Por Wesley Sousa - estudante de Filososia pela UFSJ.

Com a crise no pensamento mítico no mundo Grego Antigo, o mito como forma de explicação da realidade, porque há algo de divino no mundo com algo mundano nas divindades. Perdendo sua força, o mito começa a dar origem à outra forma do pensamento humano: o pensamento filosófico.

O mito foi predominante durante muito tempo na cultura grega ocidental. Com finalidade do relato de um acontecimento em tempo determinado e primordial, um princípio qual de algum Ente Sobrenatural. E Jean-Pierre Vernant sublinha que: “Na sua presença num cosmos cheio de deuses, o homem grego não separa, como dois campos opostos, a natureza e o sobrenatural, permanecem intrinsecamente ligados um ao outro (VERNANT, 1992, p. 12).

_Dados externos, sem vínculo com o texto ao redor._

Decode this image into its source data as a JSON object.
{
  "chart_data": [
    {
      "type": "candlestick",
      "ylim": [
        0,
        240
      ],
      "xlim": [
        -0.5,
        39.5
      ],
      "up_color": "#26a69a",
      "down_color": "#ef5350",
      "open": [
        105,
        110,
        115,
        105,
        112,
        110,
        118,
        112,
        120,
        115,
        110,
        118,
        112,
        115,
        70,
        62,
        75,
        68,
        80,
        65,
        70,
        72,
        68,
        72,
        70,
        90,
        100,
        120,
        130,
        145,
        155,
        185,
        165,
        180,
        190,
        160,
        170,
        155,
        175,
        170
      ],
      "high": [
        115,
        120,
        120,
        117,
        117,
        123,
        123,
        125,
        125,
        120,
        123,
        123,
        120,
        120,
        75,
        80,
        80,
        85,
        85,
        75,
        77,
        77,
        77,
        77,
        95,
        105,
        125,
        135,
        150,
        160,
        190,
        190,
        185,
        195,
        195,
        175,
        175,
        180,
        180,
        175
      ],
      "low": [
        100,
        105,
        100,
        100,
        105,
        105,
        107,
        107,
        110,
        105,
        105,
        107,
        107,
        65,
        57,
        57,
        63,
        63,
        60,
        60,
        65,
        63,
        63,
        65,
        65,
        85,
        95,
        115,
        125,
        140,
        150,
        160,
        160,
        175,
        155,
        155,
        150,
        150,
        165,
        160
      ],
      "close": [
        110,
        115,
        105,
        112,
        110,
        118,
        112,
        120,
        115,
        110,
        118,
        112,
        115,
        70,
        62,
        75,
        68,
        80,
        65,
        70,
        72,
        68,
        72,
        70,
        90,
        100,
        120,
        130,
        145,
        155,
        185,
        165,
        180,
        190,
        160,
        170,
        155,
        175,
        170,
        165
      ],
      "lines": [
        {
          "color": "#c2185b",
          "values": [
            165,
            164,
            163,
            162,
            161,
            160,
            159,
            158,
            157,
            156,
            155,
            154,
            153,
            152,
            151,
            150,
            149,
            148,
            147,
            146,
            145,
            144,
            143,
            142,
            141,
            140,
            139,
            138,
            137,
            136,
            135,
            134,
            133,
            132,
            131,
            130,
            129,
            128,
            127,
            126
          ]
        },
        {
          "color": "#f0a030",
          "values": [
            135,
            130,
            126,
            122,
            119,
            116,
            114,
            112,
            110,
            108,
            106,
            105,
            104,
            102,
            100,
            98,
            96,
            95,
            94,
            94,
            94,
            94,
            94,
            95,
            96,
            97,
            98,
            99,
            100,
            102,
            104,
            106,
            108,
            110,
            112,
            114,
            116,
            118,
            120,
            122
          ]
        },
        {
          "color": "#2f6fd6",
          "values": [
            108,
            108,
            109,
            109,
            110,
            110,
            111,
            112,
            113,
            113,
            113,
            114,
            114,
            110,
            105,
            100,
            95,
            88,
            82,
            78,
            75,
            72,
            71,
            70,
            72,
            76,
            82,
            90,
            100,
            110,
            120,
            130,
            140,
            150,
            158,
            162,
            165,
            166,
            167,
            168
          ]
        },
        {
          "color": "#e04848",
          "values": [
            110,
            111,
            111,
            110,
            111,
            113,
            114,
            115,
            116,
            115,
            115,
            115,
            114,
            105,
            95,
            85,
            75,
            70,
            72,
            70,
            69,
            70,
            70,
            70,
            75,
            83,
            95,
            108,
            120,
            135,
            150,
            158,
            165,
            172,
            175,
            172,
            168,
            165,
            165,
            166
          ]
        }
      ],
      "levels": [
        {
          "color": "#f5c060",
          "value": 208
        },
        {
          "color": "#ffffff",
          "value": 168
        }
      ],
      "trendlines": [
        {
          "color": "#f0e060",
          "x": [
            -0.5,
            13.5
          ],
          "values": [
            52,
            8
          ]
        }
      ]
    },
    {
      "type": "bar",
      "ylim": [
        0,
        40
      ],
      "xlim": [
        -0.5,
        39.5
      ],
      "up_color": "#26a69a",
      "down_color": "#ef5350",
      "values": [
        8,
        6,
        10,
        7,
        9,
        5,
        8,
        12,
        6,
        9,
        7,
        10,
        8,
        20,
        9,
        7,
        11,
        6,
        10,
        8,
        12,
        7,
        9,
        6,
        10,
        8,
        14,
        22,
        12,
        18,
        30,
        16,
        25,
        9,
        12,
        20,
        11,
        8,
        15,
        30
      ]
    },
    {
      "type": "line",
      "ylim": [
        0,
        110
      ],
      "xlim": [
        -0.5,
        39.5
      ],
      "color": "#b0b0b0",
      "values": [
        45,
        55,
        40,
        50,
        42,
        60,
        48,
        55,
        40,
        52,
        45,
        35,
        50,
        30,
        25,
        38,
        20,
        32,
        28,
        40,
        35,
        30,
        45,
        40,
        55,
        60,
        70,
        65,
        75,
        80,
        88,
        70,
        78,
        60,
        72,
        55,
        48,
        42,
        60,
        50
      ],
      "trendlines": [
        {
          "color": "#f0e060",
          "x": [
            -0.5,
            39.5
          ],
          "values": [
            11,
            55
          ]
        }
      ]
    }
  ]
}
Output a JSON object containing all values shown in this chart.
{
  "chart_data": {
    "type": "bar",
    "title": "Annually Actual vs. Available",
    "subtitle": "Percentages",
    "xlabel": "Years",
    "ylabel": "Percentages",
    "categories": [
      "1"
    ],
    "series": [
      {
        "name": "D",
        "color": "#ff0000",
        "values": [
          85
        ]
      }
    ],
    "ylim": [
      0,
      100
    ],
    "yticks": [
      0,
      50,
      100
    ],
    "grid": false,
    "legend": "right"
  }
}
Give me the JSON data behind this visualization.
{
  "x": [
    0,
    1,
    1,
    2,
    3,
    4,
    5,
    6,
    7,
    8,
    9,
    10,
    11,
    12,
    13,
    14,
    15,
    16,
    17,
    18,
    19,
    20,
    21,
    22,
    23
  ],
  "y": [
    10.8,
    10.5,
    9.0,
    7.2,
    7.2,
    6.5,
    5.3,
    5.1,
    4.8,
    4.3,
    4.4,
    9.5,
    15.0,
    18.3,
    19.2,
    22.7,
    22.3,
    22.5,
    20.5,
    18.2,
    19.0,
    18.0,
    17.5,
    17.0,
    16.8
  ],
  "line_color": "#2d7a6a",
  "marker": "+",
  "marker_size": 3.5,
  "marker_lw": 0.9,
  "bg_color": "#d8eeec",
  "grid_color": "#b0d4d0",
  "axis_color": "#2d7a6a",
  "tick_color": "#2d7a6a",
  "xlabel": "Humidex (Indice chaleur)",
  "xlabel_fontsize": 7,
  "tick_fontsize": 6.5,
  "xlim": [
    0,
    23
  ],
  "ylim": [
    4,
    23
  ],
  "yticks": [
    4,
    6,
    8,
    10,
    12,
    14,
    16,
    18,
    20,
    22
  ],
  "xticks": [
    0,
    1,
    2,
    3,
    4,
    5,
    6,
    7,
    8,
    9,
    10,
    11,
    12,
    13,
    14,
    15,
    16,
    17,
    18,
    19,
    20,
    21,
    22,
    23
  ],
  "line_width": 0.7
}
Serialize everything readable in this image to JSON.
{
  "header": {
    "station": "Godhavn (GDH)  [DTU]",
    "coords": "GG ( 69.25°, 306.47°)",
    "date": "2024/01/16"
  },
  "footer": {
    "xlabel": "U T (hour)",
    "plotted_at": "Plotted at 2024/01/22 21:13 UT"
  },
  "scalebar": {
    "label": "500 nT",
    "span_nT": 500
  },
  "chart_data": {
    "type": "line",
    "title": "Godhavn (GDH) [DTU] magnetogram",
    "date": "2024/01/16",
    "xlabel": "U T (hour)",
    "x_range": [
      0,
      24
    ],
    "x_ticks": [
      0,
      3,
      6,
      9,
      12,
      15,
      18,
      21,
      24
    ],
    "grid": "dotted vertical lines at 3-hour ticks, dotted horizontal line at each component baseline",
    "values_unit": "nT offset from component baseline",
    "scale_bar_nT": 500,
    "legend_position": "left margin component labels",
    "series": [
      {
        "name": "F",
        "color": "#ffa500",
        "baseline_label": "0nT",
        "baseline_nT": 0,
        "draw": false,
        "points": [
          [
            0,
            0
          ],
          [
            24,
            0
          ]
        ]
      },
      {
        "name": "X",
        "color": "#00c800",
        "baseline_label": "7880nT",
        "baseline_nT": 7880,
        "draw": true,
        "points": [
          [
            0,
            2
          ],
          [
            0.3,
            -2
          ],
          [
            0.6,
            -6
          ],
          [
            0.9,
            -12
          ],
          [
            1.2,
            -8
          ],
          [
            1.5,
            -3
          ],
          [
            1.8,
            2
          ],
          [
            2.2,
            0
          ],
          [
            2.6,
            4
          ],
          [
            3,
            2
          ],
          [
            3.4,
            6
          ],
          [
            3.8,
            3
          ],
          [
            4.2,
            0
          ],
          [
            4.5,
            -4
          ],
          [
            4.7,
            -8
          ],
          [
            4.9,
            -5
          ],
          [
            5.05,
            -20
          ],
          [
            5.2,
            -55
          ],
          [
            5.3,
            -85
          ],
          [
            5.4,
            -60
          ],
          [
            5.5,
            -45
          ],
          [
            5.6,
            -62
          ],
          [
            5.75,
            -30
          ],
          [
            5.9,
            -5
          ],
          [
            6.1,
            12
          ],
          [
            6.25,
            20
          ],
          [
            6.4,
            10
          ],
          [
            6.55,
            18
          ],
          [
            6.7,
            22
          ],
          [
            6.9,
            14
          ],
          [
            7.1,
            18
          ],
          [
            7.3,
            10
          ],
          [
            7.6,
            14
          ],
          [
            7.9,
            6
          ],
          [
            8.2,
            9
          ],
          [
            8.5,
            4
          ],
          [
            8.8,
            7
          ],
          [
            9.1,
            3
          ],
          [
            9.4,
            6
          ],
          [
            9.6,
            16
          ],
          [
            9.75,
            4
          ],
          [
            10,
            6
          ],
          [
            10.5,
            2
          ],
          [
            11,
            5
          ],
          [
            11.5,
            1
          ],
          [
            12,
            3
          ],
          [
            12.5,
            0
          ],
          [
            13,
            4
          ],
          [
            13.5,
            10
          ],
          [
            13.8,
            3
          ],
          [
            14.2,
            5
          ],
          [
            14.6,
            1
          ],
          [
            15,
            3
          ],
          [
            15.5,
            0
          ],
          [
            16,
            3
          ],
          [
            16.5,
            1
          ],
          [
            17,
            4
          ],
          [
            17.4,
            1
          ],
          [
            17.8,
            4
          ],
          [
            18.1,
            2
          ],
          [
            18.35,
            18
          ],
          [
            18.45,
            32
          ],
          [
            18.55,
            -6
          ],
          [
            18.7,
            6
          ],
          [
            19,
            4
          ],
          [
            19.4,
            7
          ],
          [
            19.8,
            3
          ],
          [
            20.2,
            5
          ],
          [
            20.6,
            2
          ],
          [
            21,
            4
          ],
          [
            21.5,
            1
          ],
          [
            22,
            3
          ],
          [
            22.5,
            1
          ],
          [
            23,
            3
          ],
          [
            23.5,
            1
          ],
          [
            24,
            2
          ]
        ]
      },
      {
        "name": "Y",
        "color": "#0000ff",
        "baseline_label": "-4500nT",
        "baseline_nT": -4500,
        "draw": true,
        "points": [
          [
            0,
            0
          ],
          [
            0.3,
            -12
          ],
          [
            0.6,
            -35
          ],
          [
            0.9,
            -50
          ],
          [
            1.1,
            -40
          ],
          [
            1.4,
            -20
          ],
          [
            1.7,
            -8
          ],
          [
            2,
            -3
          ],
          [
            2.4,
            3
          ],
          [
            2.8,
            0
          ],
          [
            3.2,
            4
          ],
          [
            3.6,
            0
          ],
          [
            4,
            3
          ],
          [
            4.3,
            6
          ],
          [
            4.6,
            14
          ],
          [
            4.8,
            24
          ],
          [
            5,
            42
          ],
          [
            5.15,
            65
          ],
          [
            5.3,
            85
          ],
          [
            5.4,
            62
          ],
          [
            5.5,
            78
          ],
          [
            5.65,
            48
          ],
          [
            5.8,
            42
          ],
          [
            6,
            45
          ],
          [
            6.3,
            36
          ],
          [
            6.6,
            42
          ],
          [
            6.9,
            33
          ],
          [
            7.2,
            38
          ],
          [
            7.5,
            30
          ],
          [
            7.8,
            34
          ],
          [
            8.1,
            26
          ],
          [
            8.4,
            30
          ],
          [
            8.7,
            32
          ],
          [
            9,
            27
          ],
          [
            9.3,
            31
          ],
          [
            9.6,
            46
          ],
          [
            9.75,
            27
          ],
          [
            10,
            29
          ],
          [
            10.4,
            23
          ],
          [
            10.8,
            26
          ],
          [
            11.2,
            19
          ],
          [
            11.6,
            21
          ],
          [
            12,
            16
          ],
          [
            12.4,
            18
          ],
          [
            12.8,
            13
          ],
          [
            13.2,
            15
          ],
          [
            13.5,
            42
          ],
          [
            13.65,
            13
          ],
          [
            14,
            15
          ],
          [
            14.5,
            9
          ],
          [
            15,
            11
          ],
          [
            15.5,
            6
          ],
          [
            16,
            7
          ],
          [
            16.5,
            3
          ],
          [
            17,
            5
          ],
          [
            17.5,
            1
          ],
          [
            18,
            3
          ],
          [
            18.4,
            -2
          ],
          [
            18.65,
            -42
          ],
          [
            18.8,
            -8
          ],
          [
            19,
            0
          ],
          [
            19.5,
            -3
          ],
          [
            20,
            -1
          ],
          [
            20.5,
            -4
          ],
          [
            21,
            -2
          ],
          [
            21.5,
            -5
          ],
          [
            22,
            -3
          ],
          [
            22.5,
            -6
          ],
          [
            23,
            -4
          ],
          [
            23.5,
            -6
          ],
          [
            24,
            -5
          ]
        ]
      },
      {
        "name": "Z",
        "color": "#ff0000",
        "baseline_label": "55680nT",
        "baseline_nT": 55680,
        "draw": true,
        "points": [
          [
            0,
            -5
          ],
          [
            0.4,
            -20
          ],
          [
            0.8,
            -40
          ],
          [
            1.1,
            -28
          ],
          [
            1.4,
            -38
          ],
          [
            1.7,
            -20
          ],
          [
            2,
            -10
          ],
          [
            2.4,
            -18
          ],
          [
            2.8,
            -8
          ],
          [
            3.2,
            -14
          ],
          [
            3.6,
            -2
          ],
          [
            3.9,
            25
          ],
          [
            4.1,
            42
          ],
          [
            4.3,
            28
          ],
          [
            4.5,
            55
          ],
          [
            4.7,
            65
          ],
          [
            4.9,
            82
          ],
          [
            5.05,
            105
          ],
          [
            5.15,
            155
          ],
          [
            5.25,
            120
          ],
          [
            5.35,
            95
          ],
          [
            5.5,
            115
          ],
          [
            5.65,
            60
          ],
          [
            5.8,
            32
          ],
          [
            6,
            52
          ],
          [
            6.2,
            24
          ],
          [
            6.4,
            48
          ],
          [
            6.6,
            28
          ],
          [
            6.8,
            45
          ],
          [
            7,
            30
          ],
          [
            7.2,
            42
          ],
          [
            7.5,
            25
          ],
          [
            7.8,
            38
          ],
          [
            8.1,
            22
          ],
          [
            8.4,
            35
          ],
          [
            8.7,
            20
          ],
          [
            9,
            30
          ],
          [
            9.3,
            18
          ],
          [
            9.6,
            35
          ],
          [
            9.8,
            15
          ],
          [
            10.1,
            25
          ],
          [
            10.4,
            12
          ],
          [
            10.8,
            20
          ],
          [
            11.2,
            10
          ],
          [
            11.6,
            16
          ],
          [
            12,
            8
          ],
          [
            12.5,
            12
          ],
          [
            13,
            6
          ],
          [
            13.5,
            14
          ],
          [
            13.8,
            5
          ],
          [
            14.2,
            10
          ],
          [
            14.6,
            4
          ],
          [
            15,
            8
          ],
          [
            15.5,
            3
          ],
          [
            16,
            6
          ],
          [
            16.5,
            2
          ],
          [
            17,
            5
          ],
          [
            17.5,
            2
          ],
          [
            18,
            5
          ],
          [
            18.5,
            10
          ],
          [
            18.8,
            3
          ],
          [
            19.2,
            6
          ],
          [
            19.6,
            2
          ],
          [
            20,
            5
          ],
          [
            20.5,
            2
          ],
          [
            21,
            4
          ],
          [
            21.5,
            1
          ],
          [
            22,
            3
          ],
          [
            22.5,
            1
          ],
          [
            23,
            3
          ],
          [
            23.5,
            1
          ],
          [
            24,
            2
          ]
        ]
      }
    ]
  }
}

A estrutura mítica, por assim dizer, teve percalço que obedecia a certas imposições coletivas restritas. Na época helenística tal concepção das relações mútuas de forças entre Entes Sobrenaturais, a natureza e até mesmo os homens, ou seja, a sociedade, para aquilo que seriam ou deveria ser.

A narrativa mítica não era apenas formulações em que os poetas faziam para explicar fenômenos da realidade. Tais narrativas exprimiam e codificavam acontecimentos reais e de aspirações morais na sociedade primitiva. Bruno Snell escreve no livro A Descoberta do Espírito (1992) que,

“Em Homero, os deuses originam toda a nova mudança no curso ordinário dos acontecimentos: a Ilíada começa com a peste enviada por Apolo; Agamenon é então induzido a devolver Criseida e a pedir como compensação Briseida, provocando assim a ira de Aquiles. Deste modo se põem em andamento os acontecimentos da epopeia.” (SNELL, 1992, p. 53).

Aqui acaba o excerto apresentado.